24 marzo 2010

«I soldi? Non c’entrano. A vincere è la paura»

Carenza di servizi, precarietà, ma soprattutto assenza di valori: così per il sociologo l’incertezza del futuro paralizza le coppie italiane
di Stefano Andrini
Gli italiani fanno sem­pre meno figli a cau­sa di una crescente debolezza psicologica e cul­turale. Secondo il rapporto Cisf, infatti, i motivi perso­nali e culturali che hanno ri­stretto la natalità nel nostro Paese sono quasi il 58%. Più della somma delle altre mo­tivazioni: mancanza di sol­di, difficoltà a conciliare il tempo di cura e di lavoro, u­na casa troppo piccola, l’as­senza o la carenza dei servi­zi, la precarietà del lavoro. «Le famiglie italiane – spie­ga il sociologo Pierpaolo Do­nati – hanno sempre più paura a generare. Perché ci sono responsabilità che au­mentano, perché c’è l’incertezza del futuro, perché non sanno più come educare i fi­gli, perché si è persa la tra­smissione culturale tra le generazioni ».
La spiegazione materialista, non ci sono abbastanza ri­sorse, dunque non regge…
Un dato conferma questa tesi. Le italiane hanno in media 1,33 figli, mentre le immigrate arrivano a 2,2. E sappiamo bene come gli ex­tracomunitari abbiano pro­blemi economici, di allog­gio, se non addirittura di po­vertà. Eppure questo non in­cide sul loro contributo al­l’incremento demografico.
Il dato rilevato dal rappor­to manda in soffitta le tra­dizionali politiche familiari?

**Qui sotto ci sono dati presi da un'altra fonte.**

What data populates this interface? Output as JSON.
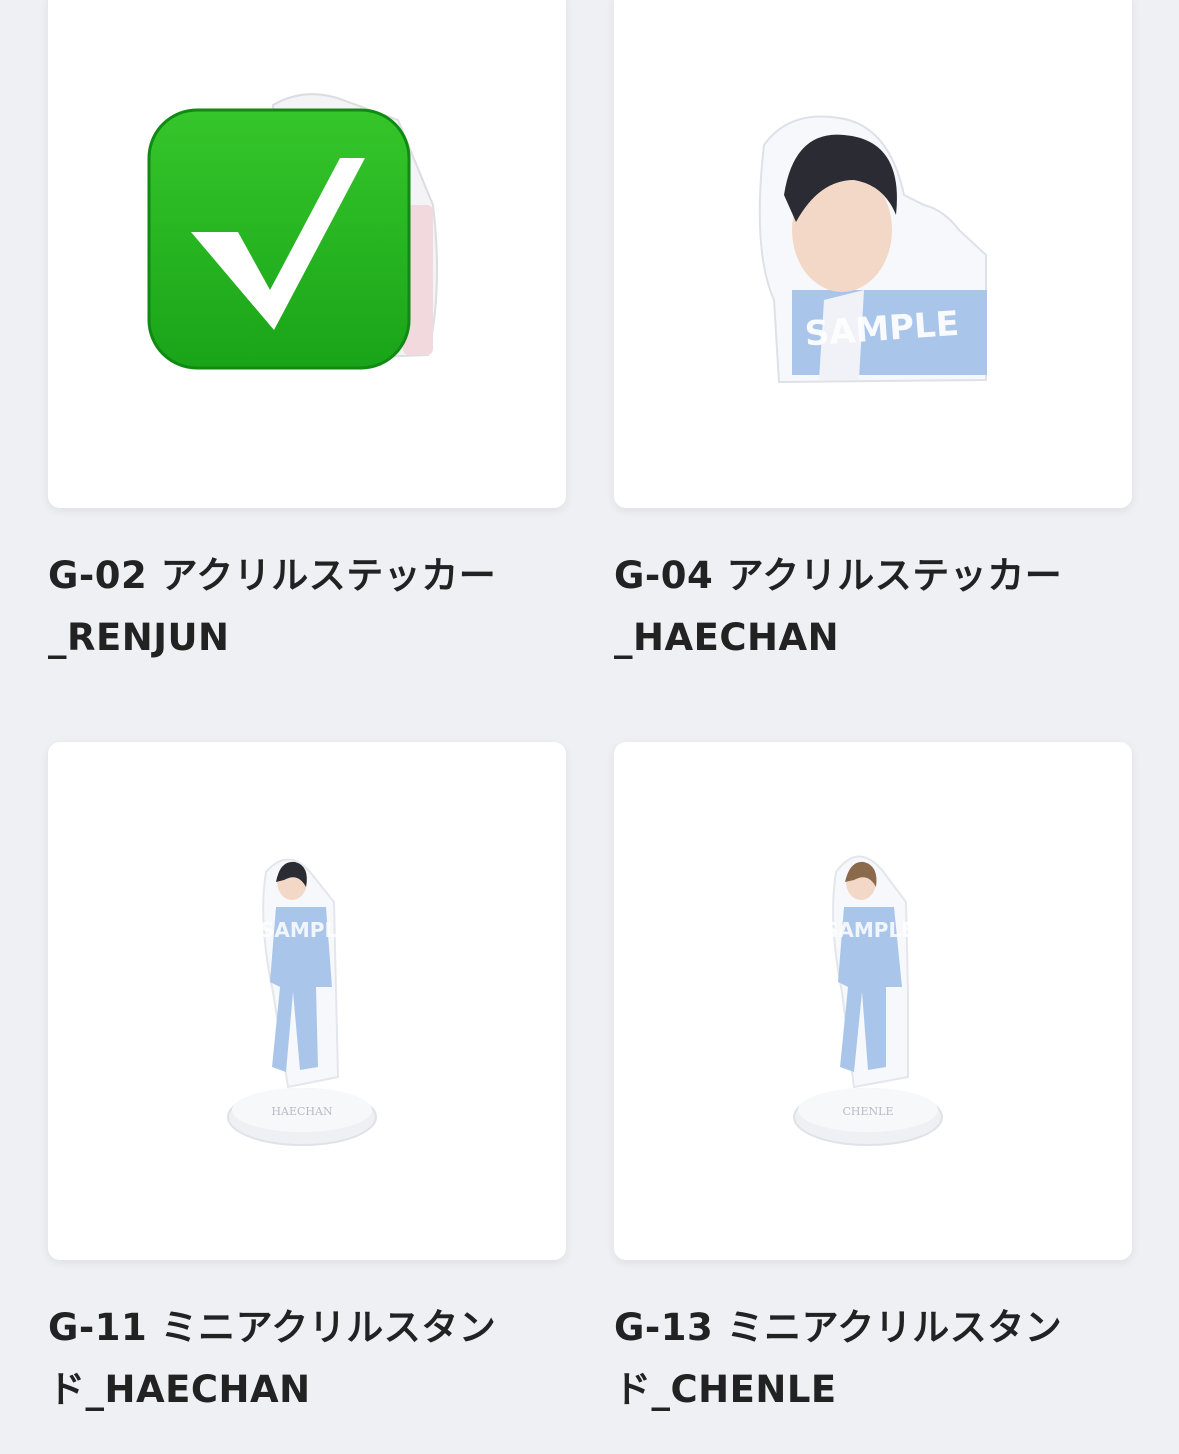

Agire sul versante del dena­ro è necessario perché le fa­miglie investono molto per i figli (35-40% del budget fa­miliare). Ci troviamo di fronte a famiglie che spen­dono tutto quello che pos­sono sul minimo dei figli. C’è l’idea che il bambino debba avere tutto e non so­lo l’essenziale; che è rap­presentato invece dal con­tatto umano, da una buona educazione. C’è quasi un’ossessione che pretende di dare ai figli un benessere pieno di gadget e di giochi.
Ma tutto questo non sem­bra più sufficiente…
Agire con interventi che ri­guardano solo la fiscalità, i bonus, i prestiti ha un certo valore ma deve essere ac­compagnato da un cambio di prospettiva culturale. Il che significa soprattutto at­tuare un welfare relazionale caratterizzato da servizi, non del tutto statali, ma messi in campo da reti di fa­miglie, della scuola, della so­cietà civile, perché i bambi­ni hanno bisogno di un am­biente relazionalmente va­lido e non tanto del super­fluo.
In questa prospettiva il bambino allora non può più essere visto come un bene di consumo?
Certamente. L’insistenza a monetizzare il costo dei figli contribuisce a mercificarli. In questo modo il figlio è sempre più un bene di con­sumo alternativo ad altri be­ni di consumo: una vacanza all’estero, l’automobile, l’ap­partamento. Ovvero si ten­de a far coincidere il costo del figlio con il suo prezzo. Mentre noi sappiamo che i bambini non hanno un prezzo.
Come deve avvenire, dal punto di vista del welfare il passaggio dal bambino be­ne di consumo a bene rela­zionale?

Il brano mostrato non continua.